The artist knows where she is going and will not be stopped – neither by a pandemic, nor by trying to fit the narrow image others imposed. Especially following her neatly choreographed performance at the BRITS Awards, for which she put work into each detail, the singer felt like she had to live up to that standard with each output. “That was when I started feeling the pressure and the heaviness of expectations. But the world changed and over the course of the last year we have had to get used to dealing with things we have never dealt before. And all of a sudden, I felt some of that pressure relinquished. We all had to come to terms with not being in control of everything anymore.”

“I have no control over how people are going to receive me and my music. All I can do is put the best version of what I think myself is out there and let it be.”

The core of emotions

Listening to Not Your Muse is a ride from the somber and melancholic songs to euphoric upbeat pop-tinged tracks. “For a long time, I thought that I could only write songs when I was hurt or sad. When I started songwriting, the songs were coming from that place of raw pain and anguish”. Following the death of her father, the musician spent a lot of time dealing with those emotions and the grief through her music.

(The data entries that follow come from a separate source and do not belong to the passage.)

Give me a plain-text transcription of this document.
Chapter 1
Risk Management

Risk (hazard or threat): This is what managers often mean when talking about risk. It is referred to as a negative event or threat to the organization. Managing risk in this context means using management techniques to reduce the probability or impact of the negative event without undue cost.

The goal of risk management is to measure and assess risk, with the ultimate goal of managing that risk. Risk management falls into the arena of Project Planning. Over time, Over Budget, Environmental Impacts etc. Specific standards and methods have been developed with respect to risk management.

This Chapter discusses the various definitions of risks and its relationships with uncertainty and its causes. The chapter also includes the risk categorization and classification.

“I realized that it is not the pain that makes the music deep. It is about finding the core of the emotion and then responding to it – for me the response is always music.”

The core emotion is often either on the happy or on the sad spectrum, she explains, the mood shifts on Not Your Muse. Celeste digs equally deep into both. The cinematic Strange is a great example of the emotional depth that the artist dives into. “Isn’t it strange how people and change / from strangers to friends / friends into lovers and strangers again” she sings. Her hummed vocals almost break with emotion. While Celeste’s voice clearly shines in the higher pitches as well, it is the deeper tones in which the true resonance of the voice comes to show. On the other hand, songs like Love is Back are upbeat and infectious.

Moving Forward

The greatest musical icons all had a trademark quality – distinct guitar skill, unique melodies, poetic lyrics. While Celeste possesses all of those, it is her voice that clearly is the secret weapon. It bears the entire range of emotions and the musician performs with goosebump evoking beauty on each song. Breathing soul, her voice is nothing short of the greats and give each Celeste song a unique stamp.

But while she channels the past of soul music, she also looks forward. Not Your Muse stands with one foot in the musical past that shaped it and takes a step into the future of soul with the other. “I think my desire to move forward comes from my need to evolve as a person and with that inevitably as a musician as well. The soul music from the past is the infrastructure, the blueprint, through which I perceive music and based on which I judge it. It shaped the very beginning of my understanding of music.”

Past and Future

Celeste brings the past into the future. Especially on the deluxe version of the record, which includes features with several other artists from different genres, the push into a new musical direction shows. Unseen in collaboration with Lauren Auder has an electronic jazz flavor and she teamed up with Gotts Street Park on Lately and Both Sides of The Moon for an exploration in the lo-fi hip hop direction.

The Londoner singer will not be your muse – that much is clear. Celeste stands her own ground and shapes her songs and creative process on her own terms. So, maybe not a muse, but an inspiration, a collaborator, a distinct musician on the way to places we cannot wait to see.

Not Your Muse is out now via Polydor Records.